In this embodiment, the case where the video signal from the personal computer is input to the signal input terminal has been described, but it goes without saying that the same effect can be obtained by inputting the video signal from the workstation. . Further, although the high frequency component of the video signal is bypassed by the transistor, the same effect can be obtained by bypassing it by using a relay or an impedance switching element. Further, in the present embodiment has been allowed to turn off the switch 5 _R of Monitadi spray DSP _2, the may be off the switch 5 _R of the monitor display DSP ₁ is a matter of course.

[0026]

[Effect of device]

 As described in detail above, in the monitor display according to the present invention, when a video signal from a single signal source is input to two monitor displays and an image of the same video signal is displayed on each monitor display, Since the high frequency component of the video signal is attenuated by the low pass filter and input to the amplifier, the high frequency component of the video signal is not input to the amplifier with an excessive amplitude.
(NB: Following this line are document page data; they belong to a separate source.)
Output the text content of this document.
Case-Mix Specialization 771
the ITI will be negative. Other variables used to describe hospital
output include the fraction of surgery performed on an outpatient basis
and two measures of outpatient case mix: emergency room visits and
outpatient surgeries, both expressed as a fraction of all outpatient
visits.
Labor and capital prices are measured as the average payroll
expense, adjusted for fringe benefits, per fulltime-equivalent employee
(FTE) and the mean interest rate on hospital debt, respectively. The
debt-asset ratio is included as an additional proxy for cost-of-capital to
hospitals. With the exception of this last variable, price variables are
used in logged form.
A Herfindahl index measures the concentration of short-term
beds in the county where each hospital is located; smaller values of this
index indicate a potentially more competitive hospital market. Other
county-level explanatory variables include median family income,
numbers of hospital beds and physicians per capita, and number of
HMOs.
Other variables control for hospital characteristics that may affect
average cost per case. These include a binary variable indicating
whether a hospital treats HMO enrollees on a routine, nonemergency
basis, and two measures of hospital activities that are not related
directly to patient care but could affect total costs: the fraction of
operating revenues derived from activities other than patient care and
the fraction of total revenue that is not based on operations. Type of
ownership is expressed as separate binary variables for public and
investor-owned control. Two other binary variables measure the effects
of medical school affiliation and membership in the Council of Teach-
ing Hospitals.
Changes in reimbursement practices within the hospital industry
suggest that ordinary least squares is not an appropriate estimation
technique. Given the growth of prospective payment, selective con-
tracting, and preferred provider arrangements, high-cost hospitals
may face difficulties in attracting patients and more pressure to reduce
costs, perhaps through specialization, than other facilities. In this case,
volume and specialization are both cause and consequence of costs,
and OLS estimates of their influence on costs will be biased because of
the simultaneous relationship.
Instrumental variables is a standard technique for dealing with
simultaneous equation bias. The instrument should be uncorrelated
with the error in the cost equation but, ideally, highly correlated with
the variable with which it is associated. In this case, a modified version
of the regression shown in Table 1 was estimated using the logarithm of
There is no fear that the will oscillate easily. As a result, the video signal from the signal source can be stably amplified over a wide band, which is an excellent effect.

[Brief description of drawings]

FIG. 1 is a block diagram showing a main configuration of a monitor display according to the present invention.

FIG. 2 is a connection state diagram when two monitor displays according to the present invention are connected to a single signal source.

FIG. 3 is a block diagram showing a main configuration of a conventional monitor display.

FIG. 4 is a connection state diagram when two conventional monitor displays are connected to a single personal computer.

[Explanation of symbols]

1 _R signal input terminal 2 _R signal output terminal 4 _R resistance (75Ω) 5 _R switch Q transistor C capacitor LF low pass filter PA preamplifier

Claims (1)

[Scope of utility model registration request] 1. A signal input terminal to which a video signal is input is grounded via an input impedance changing circuit composed of a series circuit of a resistor and a switch, and the video signal input to the signal input terminal is input to an amplifier. In the monitor display that is being done, a low-pass filter is provided in the circuit that connects the signal input terminal and the amplifier, and the low-pass filter is input to the amplifier when the switch is turned off. A monitor display having a structure for attenuating a high frequency component of a video signal.